PyTerrier Nuggetizer is an open-source library for creating and scoring nuggets (atomic, verifiable information units) used in retrieval-augmented generation (RAG) and evaluation.
It is inspired by the original Nuggetizer framework but provides simpler APIs and direct integration with PyTerrier.
- Automatic nugget creation from LLM-generated responses
- Nugget scoring and assignment with multiple modes (
SUPPORT_GRADE_3, etc.) - Integration with PyTerrier and IR datasets (e.g., MS MARCO, TREC RAG 2024)
- Compatible with OpenAI API-like backends and HuggingFace models (e.g., LLaMA, Qwen)
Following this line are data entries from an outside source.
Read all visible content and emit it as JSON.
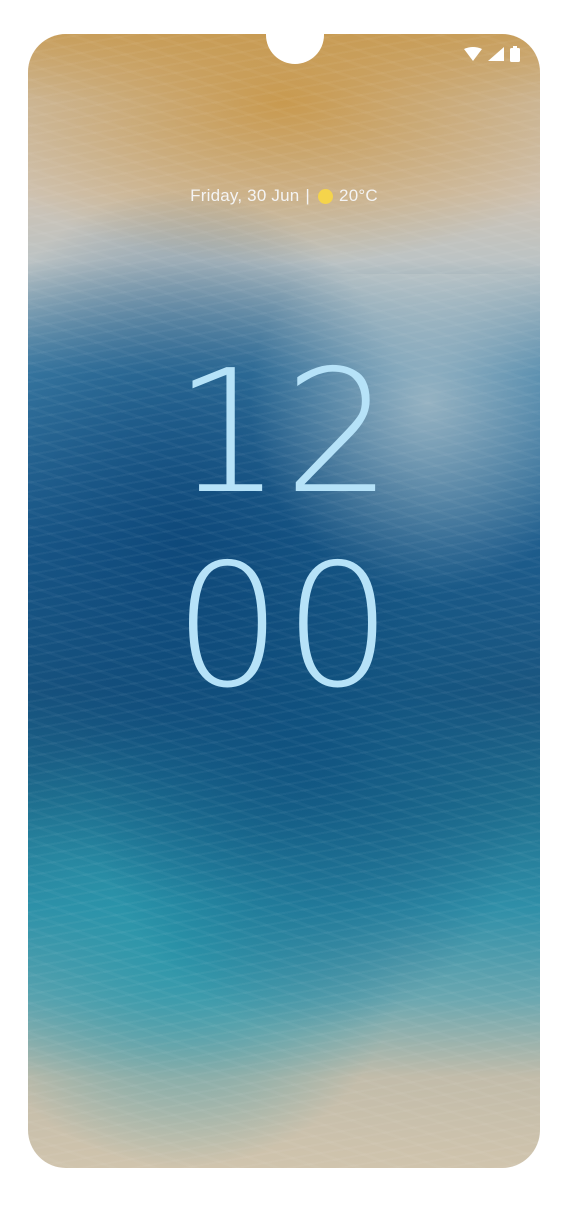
{
  "lockscreen": {
    "date": "Friday, 30 Jun",
    "separator": "|",
    "temperature": "20°C",
    "weather_icon": "sun-icon",
    "clock": {
      "hour": "12",
      "minute": "00"
    }
  },
  "status_bar": {
    "icons": [
      "wifi-icon",
      "signal-icon",
      "battery-icon"
    ]
  },
  "colors": {
    "clock": "#b6e2f8",
    "sun": "#f5d44b",
    "text": "#f4f4f4"
  }
}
- Easily extensible pipelines for RAG evaluation
git clone https://github.com/NamaWho/pyterrier-nuggetizer.git
cd pyterrier-nuggetizer
pip install -e .from pyterrier_rag.backend import OpenAIBackend
from transformers import AutoTokenizer
import os
model_name = "llama-3.3-70b-instruct"
tokenizer = AutoTokenizer.from_pretrained("casperhansen/llama-3.3-70b-instruct-awq")
backend = OpenAIBackend(
model_name,
api_key=<YOUR_API_KEY>,
base_url=<<YOUR_BASE_URL>,
generation_args={"temperature": 0.6, "max_tokens": 256},
verbose=True,
parallel=64,
)from pyterrier_nuggetizer.nuggetizer import Nuggetizer
from pyterrier_nuggetizer._types import NuggetAssignMode
from fastchat.model import get_conversation_template
conv_template = get_conversation_template("meta-llama-3.1-sp")
nuggetizer = Nuggetizer(
backend=backend,
conversation_template=conv_template,
verbose=True,
assigner_mode=NuggetAssignMode.SUPPORT_GRADE_3
)# Nugget creation
nuggets = nuggetizer.create(df_responses) # df_responses = DataFrame with [qid, query, docno, text]
# Nugget scoring
scored_nuggets = nuggetizer.score(nuggets)
# Save results
scored_nuggets.to_csv("scored_nuggets.csv", index=False)import pyterrier as pt
from pyterrier_rag.prompt import Concatenator, PromptTransformer
from pyterrier_rag.readers import Reader
from jinja2 import Template
prompt = PromptTransformer(
instruction=lambda **kwargs: Template(
"Use the context to answer:\n Context: {{ context }}\n Question: {{ query }}\n Answer:"
).render(**kwargs),
system_message="You are a helpful assistant.",
conversation_template=conv_template,
input_fields=["qcontext", "query"],
)
reader = Reader(backend, prompt)
rag_pipeline = (retrieval_stage >> Concatenator() >> reader)
results = rag_pipeline(df_queries)Contributing:
We welcome contributions from the community to enhance OpenNuggetizer's capabilities. Please refer to our contribution guidelines for more information.
License:
This project is licensed under the Apache License v2.0.